Important: Add organellar sequences (mitochondria and chloroplast) to your reference genome to prevent misalignment of organellar transcripts to the nuclear genome.

Download organellar genomes from: https://www.ncbi.nlm.nih.gov/datasets/organelle/

Append these sequences to your reference fasta and add corresponding annotations to your gtf file.

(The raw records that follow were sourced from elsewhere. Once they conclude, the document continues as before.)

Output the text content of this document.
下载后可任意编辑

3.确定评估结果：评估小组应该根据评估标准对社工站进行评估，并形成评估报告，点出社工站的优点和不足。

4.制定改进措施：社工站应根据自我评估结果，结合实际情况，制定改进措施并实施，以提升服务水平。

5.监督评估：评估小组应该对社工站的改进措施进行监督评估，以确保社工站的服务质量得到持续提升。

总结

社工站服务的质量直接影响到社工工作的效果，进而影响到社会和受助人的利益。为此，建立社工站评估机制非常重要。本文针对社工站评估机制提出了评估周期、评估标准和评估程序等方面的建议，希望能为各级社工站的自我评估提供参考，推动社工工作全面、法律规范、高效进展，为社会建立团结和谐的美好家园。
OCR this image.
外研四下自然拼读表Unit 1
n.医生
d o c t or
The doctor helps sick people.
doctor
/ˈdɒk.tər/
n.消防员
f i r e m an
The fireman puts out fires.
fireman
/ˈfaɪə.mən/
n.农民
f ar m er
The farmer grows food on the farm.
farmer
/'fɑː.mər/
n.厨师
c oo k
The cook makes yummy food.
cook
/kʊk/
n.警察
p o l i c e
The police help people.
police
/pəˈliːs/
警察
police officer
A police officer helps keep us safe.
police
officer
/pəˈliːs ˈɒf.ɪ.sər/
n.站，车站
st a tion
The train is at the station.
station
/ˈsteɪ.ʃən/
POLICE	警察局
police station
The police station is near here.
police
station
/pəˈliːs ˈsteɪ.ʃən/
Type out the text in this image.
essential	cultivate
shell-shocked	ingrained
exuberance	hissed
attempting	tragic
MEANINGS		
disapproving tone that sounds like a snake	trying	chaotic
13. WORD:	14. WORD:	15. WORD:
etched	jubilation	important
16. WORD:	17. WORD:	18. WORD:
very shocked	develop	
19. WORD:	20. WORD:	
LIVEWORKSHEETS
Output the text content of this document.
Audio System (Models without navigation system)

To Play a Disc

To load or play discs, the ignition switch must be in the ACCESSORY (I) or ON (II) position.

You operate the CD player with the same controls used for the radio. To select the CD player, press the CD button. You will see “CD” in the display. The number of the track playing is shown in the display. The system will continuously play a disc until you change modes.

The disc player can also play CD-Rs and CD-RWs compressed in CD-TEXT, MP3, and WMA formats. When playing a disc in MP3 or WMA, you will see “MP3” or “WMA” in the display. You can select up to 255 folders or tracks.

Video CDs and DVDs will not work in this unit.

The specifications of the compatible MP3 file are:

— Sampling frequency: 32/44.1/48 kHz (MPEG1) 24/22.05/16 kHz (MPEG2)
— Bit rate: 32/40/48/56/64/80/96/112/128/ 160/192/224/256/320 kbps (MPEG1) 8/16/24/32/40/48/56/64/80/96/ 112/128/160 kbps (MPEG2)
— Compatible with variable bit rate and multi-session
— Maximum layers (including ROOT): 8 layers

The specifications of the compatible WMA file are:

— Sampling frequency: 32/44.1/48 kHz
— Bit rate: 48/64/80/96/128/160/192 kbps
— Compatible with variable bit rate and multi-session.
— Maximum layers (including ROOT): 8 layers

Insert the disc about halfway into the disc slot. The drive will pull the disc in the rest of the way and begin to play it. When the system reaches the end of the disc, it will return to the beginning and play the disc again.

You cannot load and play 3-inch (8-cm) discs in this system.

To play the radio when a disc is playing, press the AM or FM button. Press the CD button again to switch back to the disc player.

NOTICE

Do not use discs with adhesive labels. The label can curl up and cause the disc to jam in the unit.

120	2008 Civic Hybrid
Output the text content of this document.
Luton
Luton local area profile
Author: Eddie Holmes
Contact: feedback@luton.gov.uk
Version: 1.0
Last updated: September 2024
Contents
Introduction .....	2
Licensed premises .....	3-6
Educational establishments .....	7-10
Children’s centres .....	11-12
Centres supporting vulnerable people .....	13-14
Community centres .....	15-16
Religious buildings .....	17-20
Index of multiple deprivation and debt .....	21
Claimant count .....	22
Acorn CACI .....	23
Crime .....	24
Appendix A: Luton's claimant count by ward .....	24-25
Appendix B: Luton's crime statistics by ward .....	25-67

Step 4.5: Run the longrnaseq Pipeline

nextflow run main.nf -resume -profile singularity \
    --input assets/sample.csv \
    --outdir output_rice_Nip \
    --genome genome/Hap1_2_Nipponbare.renamed.organels.fasta \
    --gtf genome/Hap1_2_Nipponbare.genome.renamed.organels.standard.gtf \
    --centrifuge_db centrifuge/dbs_v2018/ \
    --sqanti_dir sqanti3/release_sqanti3 \
    --bg \
    --technology ONT \
    --skip_sqanti

Note

The --skip_sqanti flag is used here; see https://github.com/nadjano/longrnaseq for additional details on SQANTI configuration.

Expected runtime: Approximately 4 hours on a server with 60 CPU cores and 200 GB RAM (runtime varies based on fastq file size and available resources).

Troubleshooting

long-rnaseq pipeline issues: * BAMBU: gene_ids in the gtf file are essential for BAMBU to work correctly. Ensure that your gtf file contains gene_id attributes for each transcript.